I made this spring salad for SavvyMom last year when we created a series of "green" recipes in honour of Earth Day. After months of feeling apathetic towards any type of greens, a sad side effect of pregnancy, I'm happy to be enjoying them again, and it’s this seasonal dish that’s been seducing me back to regular salad consumption.
Instead of tossing chunks of avocado – one of my favourite salad ingredients - into the bowl with the other veg, here it’s blitzed into the dressing with a creamy buttermilk base, one of my favourite flavours to pair with spring produce. Radishes, cucumber, zucchini, and Boston lettuce round out the remainder of the ingredients, and the entire bowl is garnished with crumbled feta cheese and crunchy sunflower seeds.
While I enjoy eating this for a quick and easy weekday lunch, it also makes a show-stopping side dish for any spring dinner party. Instead of plating individual bowls, fill a large one with the ingredients and plop it in the centre of the table so your friends can help themselves. Just be sure to serve the dressing on the side, as it’s thick and rich, and a dollop or three is all you need to brighten up the salad.

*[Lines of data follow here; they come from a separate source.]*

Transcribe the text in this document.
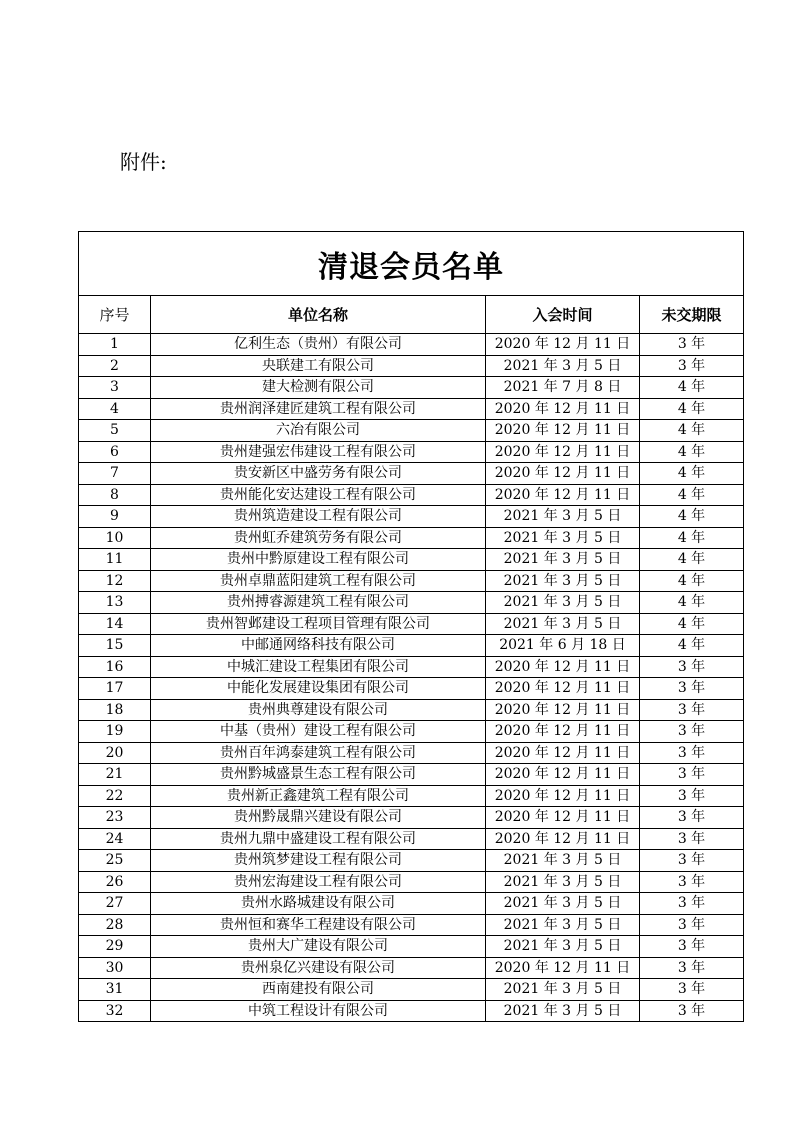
附件:
清退会员名单			
序号	单位名称	入会时间	未交期限
1	亿利生态（贵州）有限公司	2020 年 12 月 11 日	3 年
2	央联建工有限公司	2021 年 3 月 5 日	3 年
3	建大检测有限公司	2021 年 7 月 8 日	4 年
4	贵州润泽建匠建筑工程有限公司	2020 年 12 月 11 日	4 年
5	六冶有限公司	2020 年 12 月 11 日	4 年
6	贵州建强宏伟建设工程有限公司	2020 年 12 月 11 日	4 年
7	贵安新区中盛劳务有限公司	2020 年 12 月 11 日	4 年
8	贵州能化安达建设工程有限公司	2020 年 12 月 11 日	4 年
9	贵州筑造建设工程有限公司	2021 年 3 月 5 日	4 年
10	贵州虹乔建筑劳务有限公司	2021 年 3 月 5 日	4 年
11	贵州中黔原建设工程有限公司	2021 年 3 月 5 日	4 年
12	贵州卓鼎蓝阳建筑工程有限公司	2021 年 3 月 5 日	4 年
13	贵州搏睿源建筑工程有限公司	2021 年 3 月 5 日	4 年
14	贵州智邺建设工程项目管理有限公司	2021 年 3 月 5 日	4 年
15	中邮通网络科技有限公司	2021 年 6 月 18 日	4 年
16	中城汇建设工程集团有限公司	2020 年 12 月 11 日	3 年
17	中能化发展建设集团有限公司	2020 年 12 月 11 日	3 年
18	贵州典尊建设有限公司	2020 年 12 月 11 日	3 年
19	中基（贵州）建设工程有限公司	2020 年 12 月 11 日	3 年
20	贵州百年鸿泰建筑工程有限公司	2020 年 12 月 11 日	3 年
21	贵州黔城盛景生态工程有限公司	2020 年 12 月 11 日	3 年
22	贵州新正鑫建筑工程有限公司	2020 年 12 月 11 日	3 年
23	贵州黔晟鼎兴建设有限公司	2020 年 12 月 11 日	3 年
24	贵州九鼎中盛建设工程有限公司	2020 年 12 月 11 日	3 年
25	贵州筑梦建设工程有限公司	2021 年 3 月 5 日	3 年
26	贵州宏海建设工程有限公司	2021 年 3 月 5 日	3 年
27	贵州水路城建设有限公司	2021 年 3 月 5 日	3 年
28	贵州恒和赛华工程建设有限公司	2021 年 3 月 5 日	3 年
29	贵州大广建设有限公司	2021 年 3 月 5 日	3 年
30	贵州泉亿兴建设有限公司	2020 年 12 月 11 日	3 年
31	西南建投有限公司	2021 年 3 月 5 日	3 年
32	中筑工程设计有限公司	2021 年 3 月 5 日	3 年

Boston Lettuce Salad with Avocado Green Goddess Dressing
For the dressing:
- ½ ripe avocado peeled
- ¾ cup buttermilk
- 2 tablespoons lemon juice
- 1 clove garlic
- 2 green onions, chopped
- ¼ cup packed parsley leaves
- ¼ cup packed basil leaves
- ½ teaspoon kosher salt
- ¼ teaspoon fresh ground pepper
For the salad:
- 1 head Boston lettuce
- 4 Persian or mini cucumbers, thinly sliced
- 4-6 radishes, trimmed and thinly sliced
- 2 small green zucchinis, ends trimmed and thinly sliced lengthwise
- ¼ cup crumbled feta cheese
- 2 tablespoons sunflower seeds
1. To make the salad dressing, combine all of the ingredients in a food processor or blender and pulse until smooth. Taste and adjust the seasonings, if necessary. Store leftovers in the fridge for up to three days.
2. To assemble the salad, fill a large bowl with torn lettuce leaves and top with sliced cucumber and radish. Roll the pieces of zucchini and tuck them in and around the lettuce leaves, then scatter the crumbled feta over top of the dish. Garnish with sunflower seeds and serve with dollops of the dressing.